Landkreis Holzminden (red). Sie haben früher Feierabend und am Monatsende mehr Geld im Portemonnaie: Vollzeitbeschäftigte, die im Kreis Holzminden nach Tarif bezahlt werden, arbeiten pro Woche fast eine Stunde weniger als Arbeitnehmer, in deren Firma kein Tarifvertrag gilt. Auch in puncto Bezahlung sind Tarif-Beschäftigte klar im Vorteil – und verdienen im Monat durchschnittlich fast 900 Euro mehr. Darauf hat die Gewerkschaft Nahrung-Genuss-Gaststätten hingewiesen. Die NGG-Region Hannover beruft sich hierbei auf eine aktuelle Studie der Hans-Böckler-Stiftung. Danach beläuft sich die wöchentliche Arbeitszeit in tarifgebundenen Betrieben in Niedersachsen bei Vollzeit auf 38,5 Stunden. Ohne Tarifvertrag sind es 39,4 Stunden. Das tarifliche Monatseinkommen liegt aktuell bei rund 3.880 Euro (ohne Tarif: 2.990 Euro).

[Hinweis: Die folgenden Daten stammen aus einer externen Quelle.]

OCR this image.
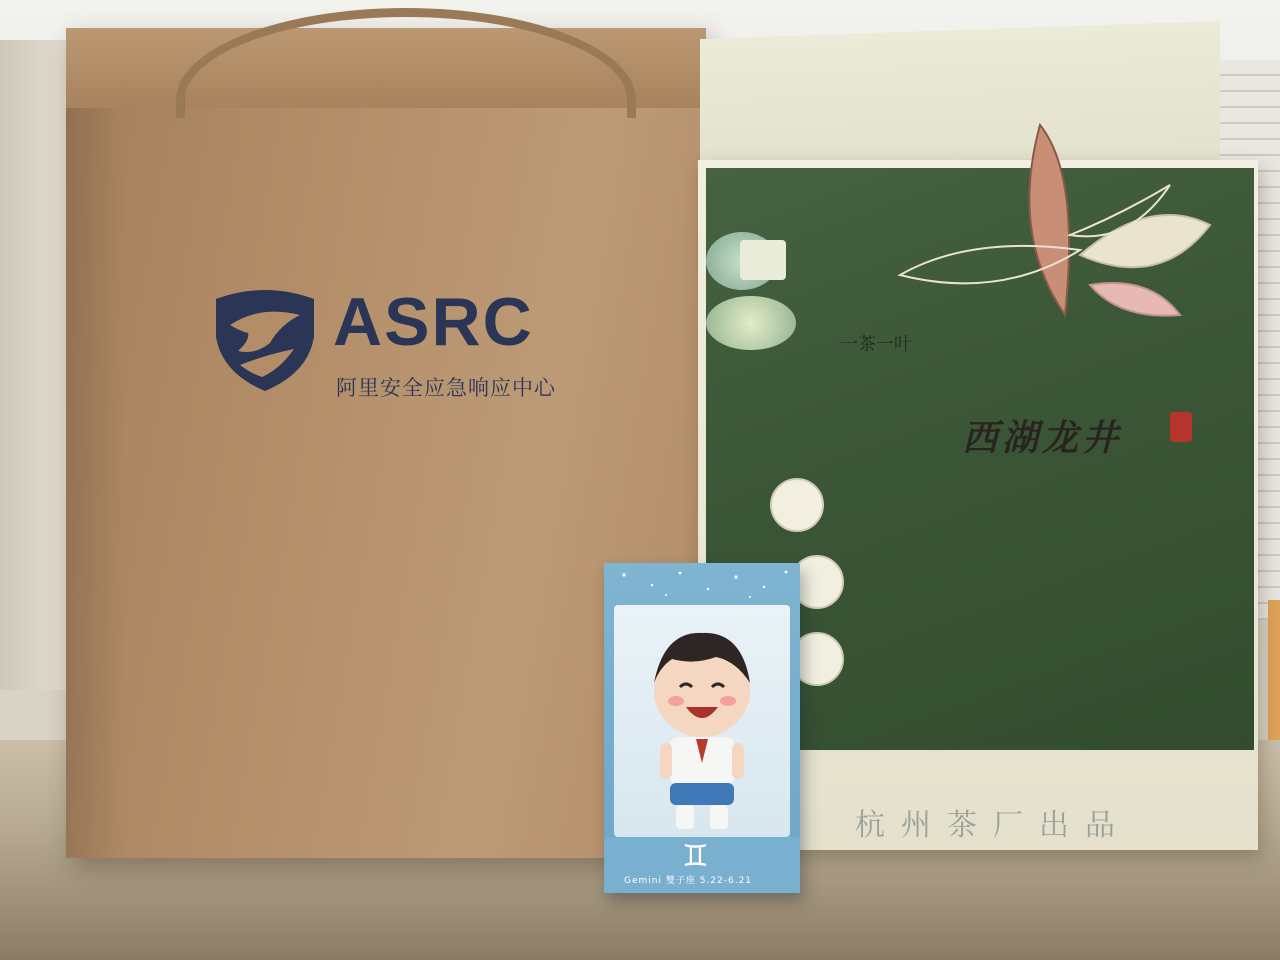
ASRC

阿里安全应急响应中心

一茶一叶

西湖龙井

杭州茶厂出品

♊

Gemini 雙子座 5.22-6.21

„In wirtschaftlich unsicheren Zeiten werden die Vorteile von Tarifverträgen besonders deutlich. Sie bieten häufig auch einen besseren Schutz vor Kündigungen und regeln vielfach die Aufstockung des Kurzarbeitergeldes“, sagt NGG-Regionalchefin Lena Melcher. Hinzu komme der Einfluss von Betriebsräten: In Branchen wie der Ernährungsindustrie oder dem Bäckerhandwerk kümmerten sich die Arbeitnehmervertreter etwa um den Schutz vor Corona-Infektionen im Job – und sorgten dafür, dass Auftragsspitzen oder -rückgänge nicht zulasten der Beschäftigten gingen. Nach Angaben der Arbeitsagentur beschäftigt das Lebensmittel- und Gastgewerbe im Landkreis Holzminden aktuell rund 1.400 Menschen.

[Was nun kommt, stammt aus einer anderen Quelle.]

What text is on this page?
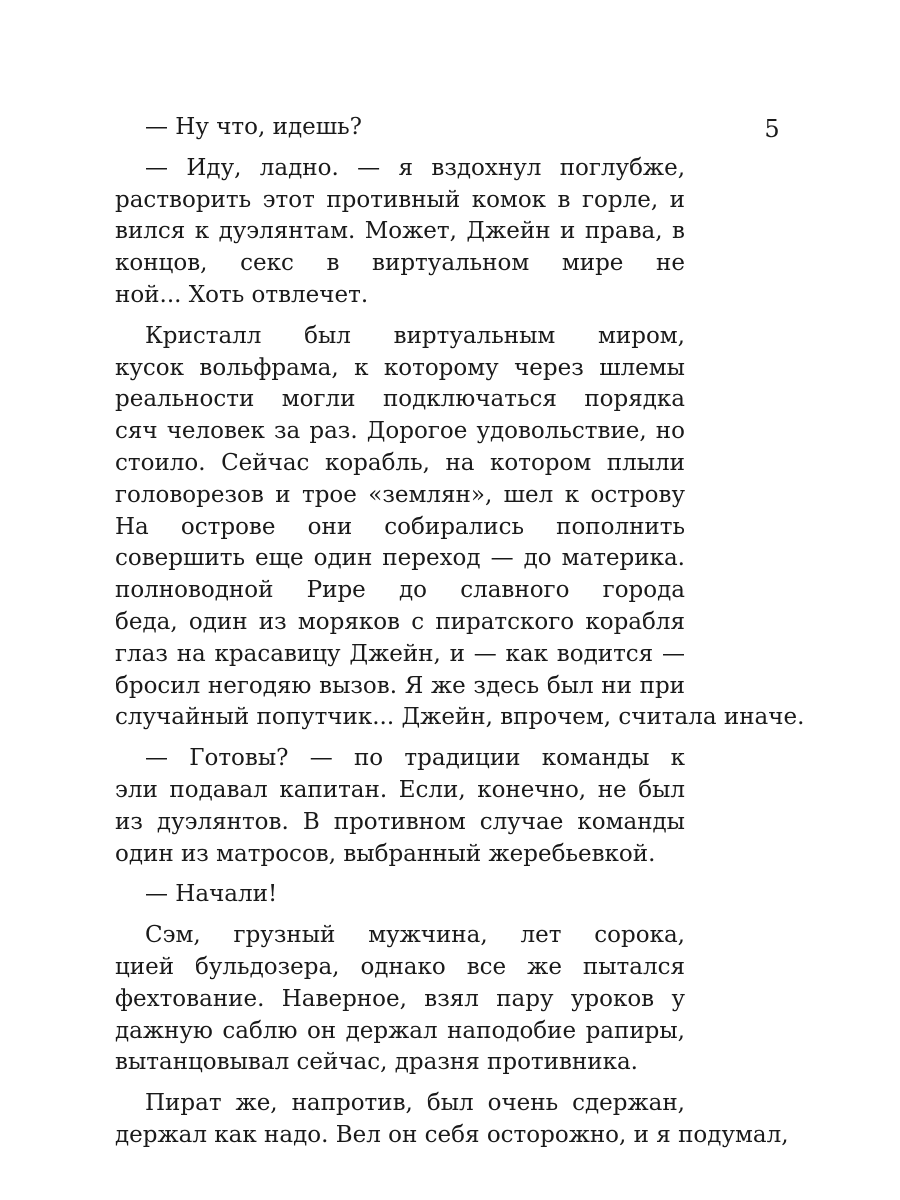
5
— Ну что, идешь?
— Иду, ладно. — я вздохнул поглубже,
растворить этот противный комок в горле, и
вился к дуэлянтам. Может, Джейн и права, в
концов, секс в виртуальном мире не
ной... Хоть отвлечет.
Кристалл был виртуальным миром,
кусок вольфрама, к которому через шлемы
реальности могли подключаться порядка
сяч человек за раз. Дорогое удовольствие, но
стоило. Сейчас корабль, на котором плыли
головорезов и трое «землян», шел к острову
На острове они собирались пополнить
совершить еще один переход — до материка.
полноводной Рире до славного города
беда, один из моряков с пиратского корабля
глаз на красавицу Джейн, и — как водится —
бросил негодяю вызов. Я же здесь был ни при
случайный попутчик... Джейн, впрочем, считала иначе.
— Готовы? — по традиции команды к
эли подавал капитан. Если, конечно, не был
из дуэлянтов. В противном случае команды
один из матросов, выбранный жеребьевкой.
— Начали!
Сэм, грузный мужчина, лет сорока,
цией бульдозера, однако все же пытался
фехтование. Наверное, взял пару уроков у
дажную саблю он держал наподобие рапиры,
вытанцовывал сейчас, дразня противника.
Пират же, напротив, был очень сдержан,
держал как надо. Вел он себя осторожно, и я подумал,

Mit Sorge betrachtet die NGG jedoch, dass immer mehr Unternehmen einen Bogen um Tarif-Standards machten. Laut Böckler-Stiftung galt zuletzt nur noch für 56 Prozent aller niedersächsischen Beschäftigten ein Tarifvertrag. Im Jahr 2003 waren es noch 73 Prozent. Die Politik dürfe der Tarifflucht nicht länger tatenlos zusehen, fordert Gewerkschafterin Melcher: „Es ist gut, dass sich die Ampel-Koalition vorgenommen hat, die Mitbestimmung weiterzuentwickeln. Den Ankündigungen müssen nun aber auch Taten folgen.“
So müssten die Rechte von Betriebsräten etwa bei den Themen Arbeitszeiterfassung, Personalbemessung und damit Arbeitsbelastung sowie Weiterbildung erweitert werden. Außerdem könnten Tarifverträge über sogenannte Allgemeinverbindlichkeitserklärungen für ganze Wirtschaftszweige verpflichtend gemacht werden. „Dies würde gerade Beschäftigten in kleinen Betrieben wie Gaststätten, Pensionen und Bäckereien zugutekommen“, so Melcher weiter.